As the grand finale of this series, Tracy has invited all of her readers to join her in an "If You Really Knew Me" blog hop, patterned after the show of the same name on MTV. See deets HERE to participate. The basic idea is for us mamas to lead our kiddos by example and open up about things others may not know about us, much the same way we as parents hope our children would feel comfortable opening up to us. So here goes...
If You Really Knew Me...
You would know that, despite all of my many successes in life, I have always had a deep seeded fear of failure. Many things have seemed to come easy for me: academics, sports, making friends, speaking in public, putting plans into action, writing/expression, etc...I have often been complimented by teachers, friends, co-workers, and superiors on my positive attitude and confident character, but very few know that in the recesses of my mind, I am constantly second guessing myself.
I constantly struggle with decision making...always questioning whether I've made the right choice. And this challenge has plagued me since my earliest recollections. From choosing how to dress and wear my hair in school, to what words to use in a speech, to choosing which movie to see or restaurant to frequent, to whether to get married, to whether to leave my job to be with the munchkins, to what school to send my children...some questions are big and some seem infinitely small, but answering pretty much all of them comes with some degree of difficulty on my part. And, truth be told, it's incredibly frustrating!

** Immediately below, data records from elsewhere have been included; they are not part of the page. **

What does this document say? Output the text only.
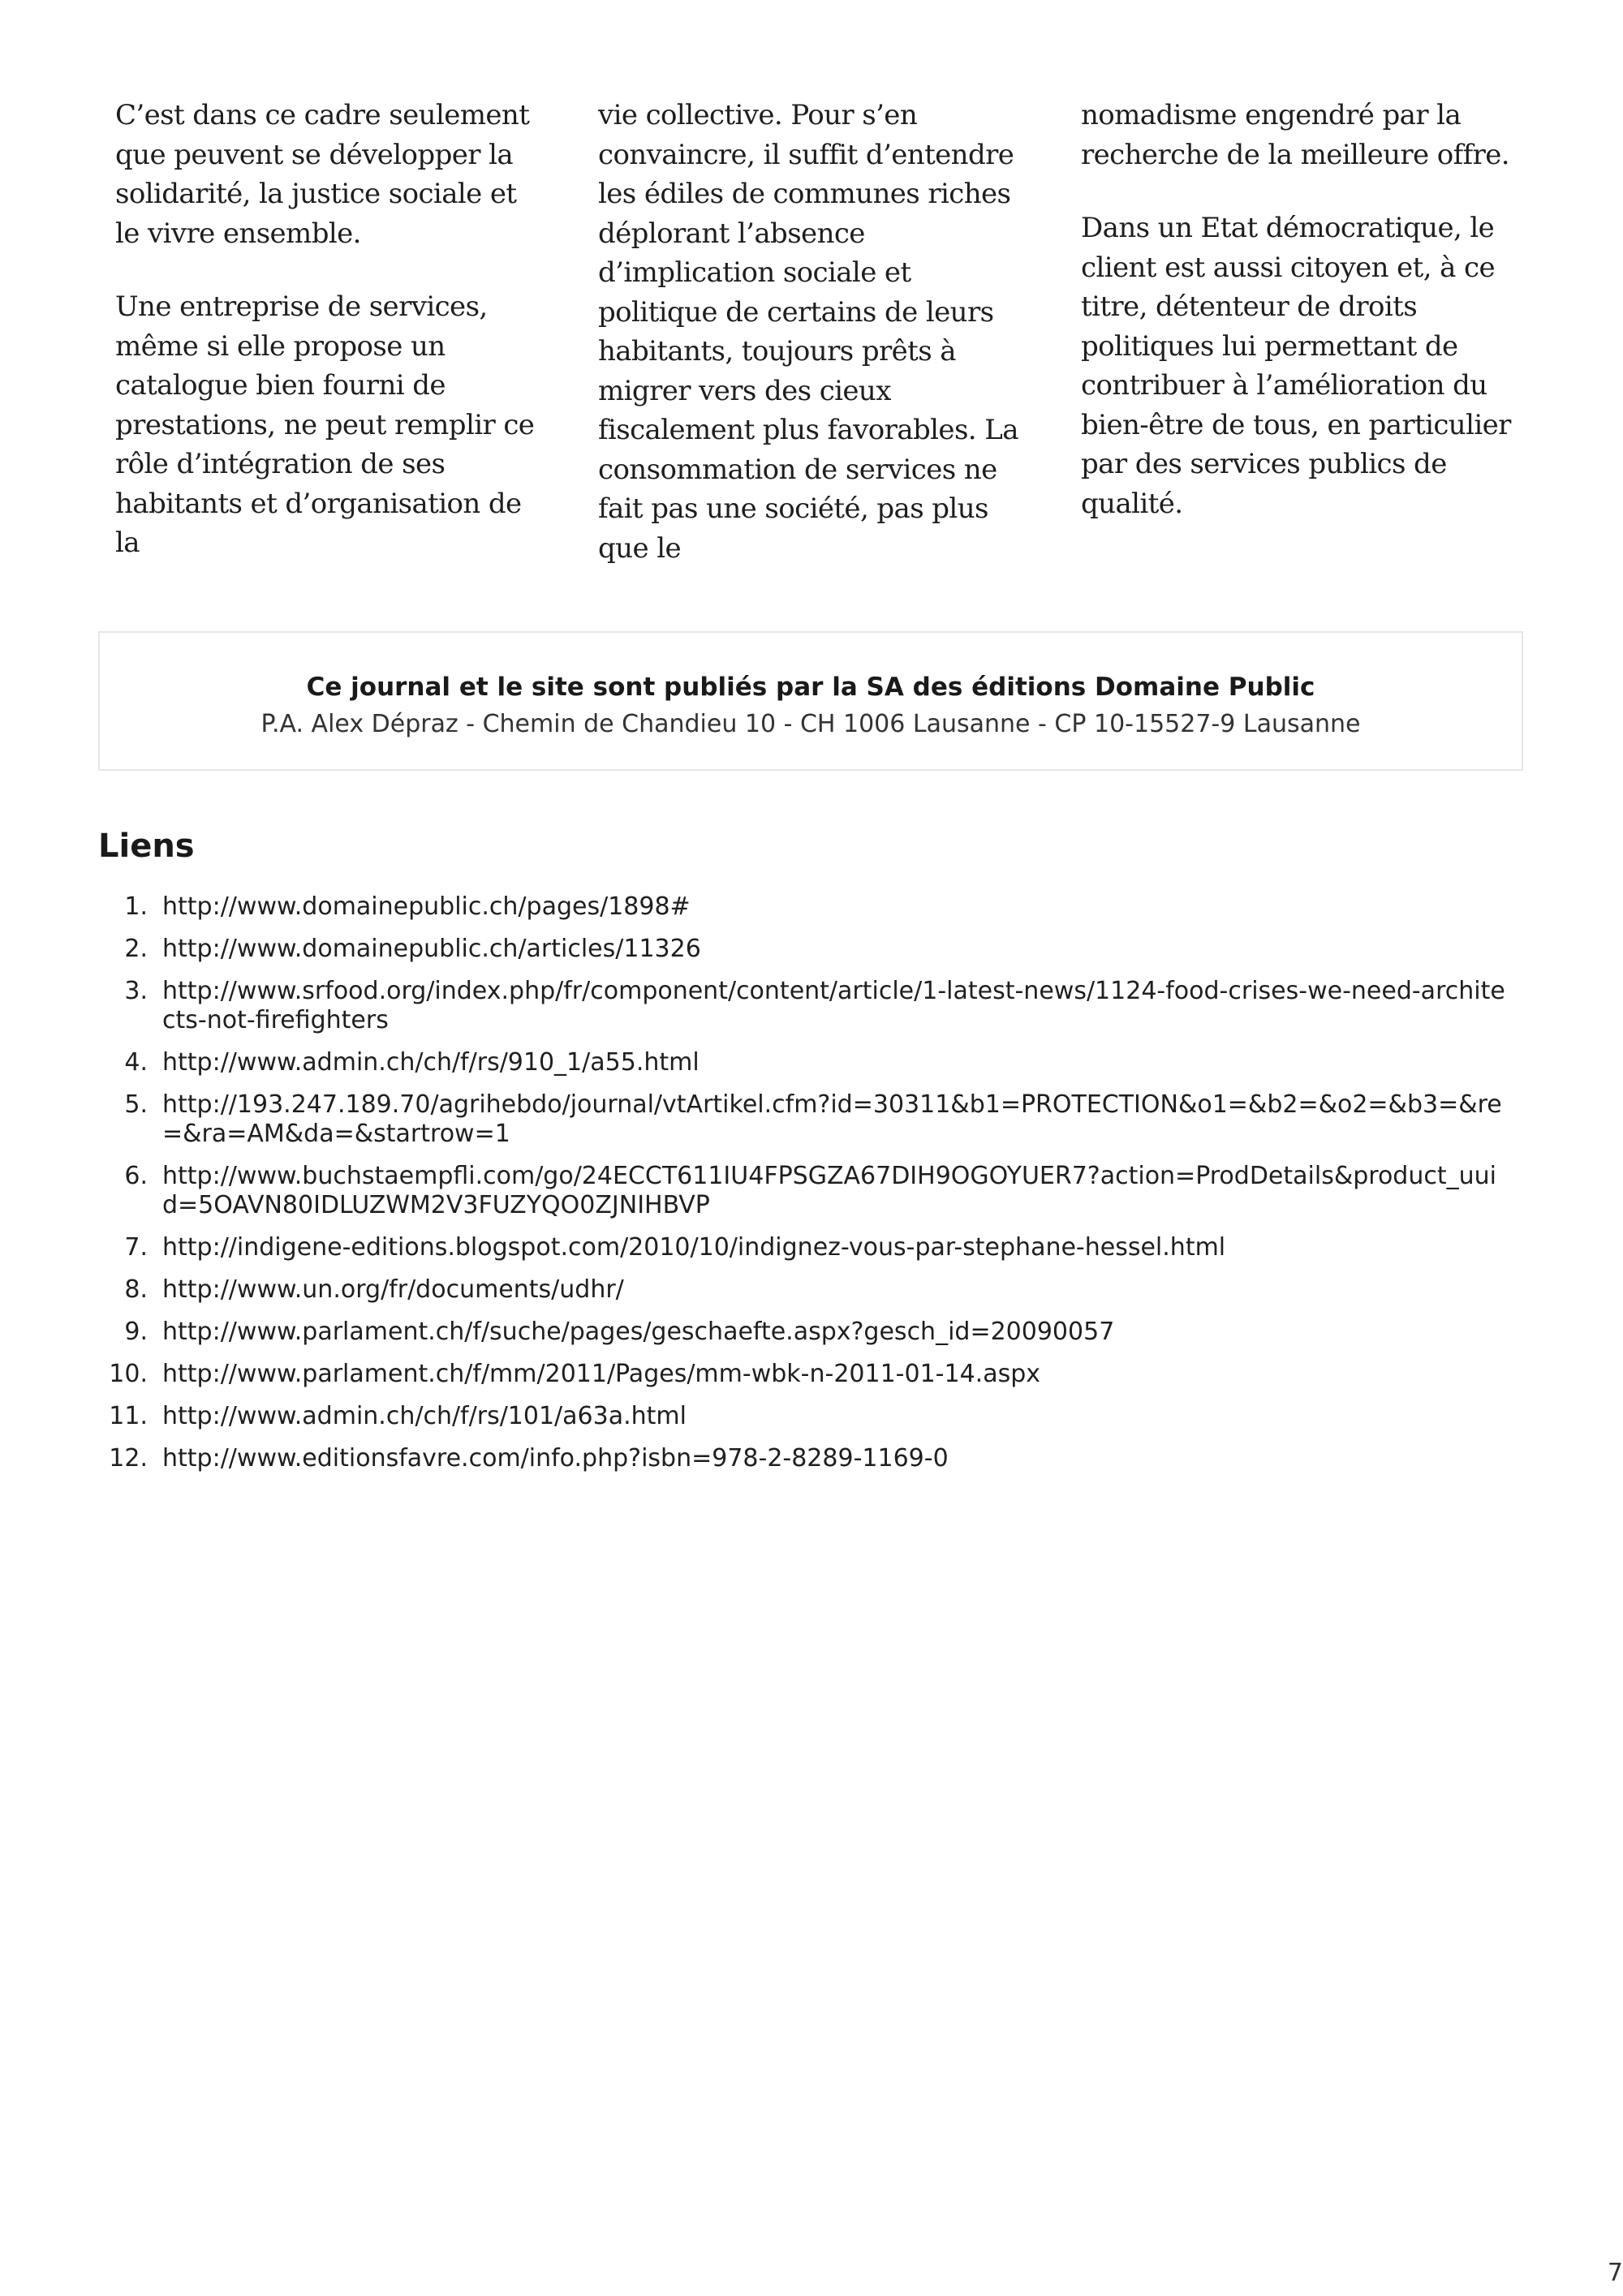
C’est dans ce cadre seulement que peuvent se développer la solidarité, la justice sociale et le vivre ensemble.

Une entreprise de services, même si elle propose un catalogue bien fourni de prestations, ne peut remplir ce rôle d’intégration de ses habitants et d’organisation de la

vie collective. Pour s’en convaincre, il suffit d’entendre les édiles de communes riches déplorant l’absence d’implication sociale et politique de certains de leurs habitants, toujours prêts à migrer vers des cieux fiscalement plus favorables. La consommation de services ne fait pas une société, pas plus que le

nomadisme engendré par la recherche de la meilleure offre.

Dans un Etat démocratique, le client est aussi citoyen et, à ce titre, détenteur de droits politiques lui permettant de contribuer à l’amélioration du bien-être de tous, en particulier par des services publics de qualité.

Ce journal et le site sont publiés par la SA des éditions Domaine Public
P.A. Alex Dépraz - Chemin de Chandieu 10 - CH 1006 Lausanne - CP 10-15527-9 Lausanne
Liens
1. http://www.domainepublic.ch/pages/1898#
2. http://www.domainepublic.ch/articles/11326
3. http://www.srfood.org/index.php/fr/component/content/article/1-latest-news/1124-food-crises-we-need-architects-not-firefighters
4. http://www.admin.ch/ch/f/rs/910_1/a55.html
5. http://193.247.189.70/agrihebdo/journal/vtArtikel.cfm?id=30311&b1=PROTECTION&o1=&b2=&o2=&b3=&re=&ra=AM&da=&startrow=1
6. http://www.buchstaempfli.com/go/24ECCT611IU4FPSGZA67DIH9OGOYUER7?action=ProdDetails&product_uuid=5OAVN80IDLUZWM2V3FUZYQO0ZJNIHBVP
7. http://indigene-editions.blogspot.com/2010/10/indignez-vous-par-stephane-hessel.html
8. http://www.un.org/fr/documents/udhr/
9. http://www.parlament.ch/f/suche/pages/geschaefte.aspx?gesch_id=20090057
10. http://www.parlament.ch/f/mm/2011/Pages/mm-wbk-n-2011-01-14.aspx
11. http://www.admin.ch/ch/f/rs/101/a63a.html
12. http://www.editionsfavre.com/info.php?isbn=978-2-8289-1169-0
7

The ironic thing is, in the end I am always at peace with the decision that has been made, whether the outcome is what I had hoped for or not. I do not seem to have trouble accepting the results of a poor choice or seeing the silver lining in things...it's getting to that point that is exhausting! Fortunately for me, one of my strong suits is the ability to realize that I am a work in progress and that everything will work out in one way or another if I ultimately trust in my relationship with God and listen to His direction. I know that I am in no way perfect and will make many more mistakes in this lifetime, but as I've grown older I've been able to find a peace in knowing that I cannot control everything (and that I don't have to!).